Their speech was vibrant, their wit unparalleled, their situations irresistible. Kelly is often remembered for his political content — and to be sure, it was unique and bold and the reason that so many adults felt they had to scan the comics page. But he was also just plain funny, which was maybe the best reason to cruise the Okefenokee. Even when I was too young to have a clue what those silly animals were talking about, I just knew it was something very special.

So Happy Walt Kelly Day, people. A lot of cartoonists can do slapstick. A lot of them can say pithy, on-target things. Some of them can even create characters that you just plain want to hang around. But darn few can put it all under one roof and in one strip.

Muchas Gracias

I'd like to thank several folks who sent donations to this website today, specifically to be used in my "battle" against the evil towing company.

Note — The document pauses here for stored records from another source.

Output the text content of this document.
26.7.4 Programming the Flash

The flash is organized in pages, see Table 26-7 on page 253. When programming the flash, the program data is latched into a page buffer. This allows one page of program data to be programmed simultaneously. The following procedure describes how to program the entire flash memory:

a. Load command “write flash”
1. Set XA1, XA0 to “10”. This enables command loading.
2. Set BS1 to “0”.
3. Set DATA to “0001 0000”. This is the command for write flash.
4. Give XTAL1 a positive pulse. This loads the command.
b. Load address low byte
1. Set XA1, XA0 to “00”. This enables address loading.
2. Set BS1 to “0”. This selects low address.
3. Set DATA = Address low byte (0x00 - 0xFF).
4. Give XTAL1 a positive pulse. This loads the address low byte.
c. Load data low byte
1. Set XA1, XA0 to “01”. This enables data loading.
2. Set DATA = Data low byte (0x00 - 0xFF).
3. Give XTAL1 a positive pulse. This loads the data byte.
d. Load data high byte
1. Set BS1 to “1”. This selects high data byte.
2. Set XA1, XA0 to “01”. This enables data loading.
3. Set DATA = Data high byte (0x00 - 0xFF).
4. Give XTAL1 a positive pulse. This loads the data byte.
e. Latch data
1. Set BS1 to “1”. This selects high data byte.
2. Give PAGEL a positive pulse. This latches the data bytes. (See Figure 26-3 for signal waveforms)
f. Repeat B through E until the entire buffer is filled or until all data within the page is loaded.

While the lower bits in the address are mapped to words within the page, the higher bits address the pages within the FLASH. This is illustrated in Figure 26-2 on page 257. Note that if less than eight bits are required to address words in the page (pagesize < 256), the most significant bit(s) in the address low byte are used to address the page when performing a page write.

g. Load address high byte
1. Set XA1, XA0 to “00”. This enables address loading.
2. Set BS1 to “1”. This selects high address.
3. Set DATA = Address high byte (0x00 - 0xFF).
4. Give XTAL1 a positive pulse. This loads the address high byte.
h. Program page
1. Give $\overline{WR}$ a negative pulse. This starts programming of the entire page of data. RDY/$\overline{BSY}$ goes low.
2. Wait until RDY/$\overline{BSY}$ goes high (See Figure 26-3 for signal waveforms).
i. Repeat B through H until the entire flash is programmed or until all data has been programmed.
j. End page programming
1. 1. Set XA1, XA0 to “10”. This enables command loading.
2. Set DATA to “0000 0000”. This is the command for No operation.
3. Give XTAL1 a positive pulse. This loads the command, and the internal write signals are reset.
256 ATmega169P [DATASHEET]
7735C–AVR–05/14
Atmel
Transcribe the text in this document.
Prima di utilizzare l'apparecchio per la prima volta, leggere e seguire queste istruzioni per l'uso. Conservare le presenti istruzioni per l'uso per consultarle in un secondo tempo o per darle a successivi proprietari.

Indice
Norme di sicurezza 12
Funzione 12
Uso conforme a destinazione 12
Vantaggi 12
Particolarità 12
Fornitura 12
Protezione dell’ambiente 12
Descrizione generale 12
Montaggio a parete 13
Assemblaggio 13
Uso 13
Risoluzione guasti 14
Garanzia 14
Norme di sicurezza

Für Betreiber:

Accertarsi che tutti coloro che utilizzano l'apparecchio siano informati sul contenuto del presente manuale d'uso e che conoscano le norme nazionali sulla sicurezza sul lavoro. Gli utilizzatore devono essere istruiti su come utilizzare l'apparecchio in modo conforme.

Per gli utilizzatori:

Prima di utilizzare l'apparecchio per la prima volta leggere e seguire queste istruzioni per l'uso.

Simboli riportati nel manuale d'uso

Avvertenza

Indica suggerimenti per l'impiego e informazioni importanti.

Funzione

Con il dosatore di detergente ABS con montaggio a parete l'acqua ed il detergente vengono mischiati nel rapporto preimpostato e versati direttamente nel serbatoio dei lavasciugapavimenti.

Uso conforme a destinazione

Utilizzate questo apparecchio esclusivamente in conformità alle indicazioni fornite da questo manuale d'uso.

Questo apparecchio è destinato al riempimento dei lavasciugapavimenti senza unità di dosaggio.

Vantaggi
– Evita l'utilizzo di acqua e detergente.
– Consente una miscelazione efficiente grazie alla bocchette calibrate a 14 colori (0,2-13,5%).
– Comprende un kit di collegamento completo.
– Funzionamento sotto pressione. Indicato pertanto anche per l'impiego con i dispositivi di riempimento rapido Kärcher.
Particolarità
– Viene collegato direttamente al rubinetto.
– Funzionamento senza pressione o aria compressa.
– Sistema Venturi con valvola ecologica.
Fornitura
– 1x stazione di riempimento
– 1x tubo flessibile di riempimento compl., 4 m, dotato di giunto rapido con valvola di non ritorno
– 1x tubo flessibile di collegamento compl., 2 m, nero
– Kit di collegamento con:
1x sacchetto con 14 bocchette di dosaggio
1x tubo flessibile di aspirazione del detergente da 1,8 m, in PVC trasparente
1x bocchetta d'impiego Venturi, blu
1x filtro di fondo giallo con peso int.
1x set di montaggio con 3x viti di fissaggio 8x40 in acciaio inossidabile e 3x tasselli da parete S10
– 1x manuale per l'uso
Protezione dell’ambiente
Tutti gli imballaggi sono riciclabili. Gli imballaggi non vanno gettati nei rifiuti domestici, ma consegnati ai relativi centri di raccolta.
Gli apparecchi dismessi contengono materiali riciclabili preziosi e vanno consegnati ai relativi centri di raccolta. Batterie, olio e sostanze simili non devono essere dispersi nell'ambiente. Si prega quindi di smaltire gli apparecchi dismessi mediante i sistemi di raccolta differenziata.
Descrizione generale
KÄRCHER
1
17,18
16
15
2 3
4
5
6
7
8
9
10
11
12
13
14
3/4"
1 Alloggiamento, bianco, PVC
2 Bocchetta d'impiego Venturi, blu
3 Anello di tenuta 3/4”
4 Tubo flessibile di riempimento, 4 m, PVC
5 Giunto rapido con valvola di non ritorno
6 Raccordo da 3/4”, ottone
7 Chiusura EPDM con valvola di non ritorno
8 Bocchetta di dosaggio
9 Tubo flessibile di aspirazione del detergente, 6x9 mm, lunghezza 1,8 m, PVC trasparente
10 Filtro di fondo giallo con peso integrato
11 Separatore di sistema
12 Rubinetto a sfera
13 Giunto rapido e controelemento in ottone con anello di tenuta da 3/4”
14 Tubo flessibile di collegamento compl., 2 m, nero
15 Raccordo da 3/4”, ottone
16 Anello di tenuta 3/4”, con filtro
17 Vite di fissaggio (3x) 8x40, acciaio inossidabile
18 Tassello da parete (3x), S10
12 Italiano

I'm not sure I'm going to engage in a battle. Unlike too many White House occupants in our past, I believe some wars aren't worth starting, especially if you aren't sure what would constitute a "win." I need to do a little more investigating to learn what, if anything, can be done. After all, I can't be the first person to get ticked off over this. I didn't have the chance today to make those calls since I'm finishing a script, plus I'm busy defending the 2.6 ton granite monument to the Ten Commandments I had installed on my front lawn. I bought it on sale at the 99-Cent Only Store, and I'm a little suspicious about a couple of these commandments. Like, IX is "Thou shalt not broadcast or transmit the pictures, descriptions, or accounts of this game without the expressed, written consent of the office of the Commissioner of Major League Baseball." I always thought IX was something about not bearing false witness against thy neighbor.

But in the meantime, thanks. Donations to this website are always welcome and if I don't use the money to bring Doctor Tow to justice, I'll at least buy something fun on eBay with it.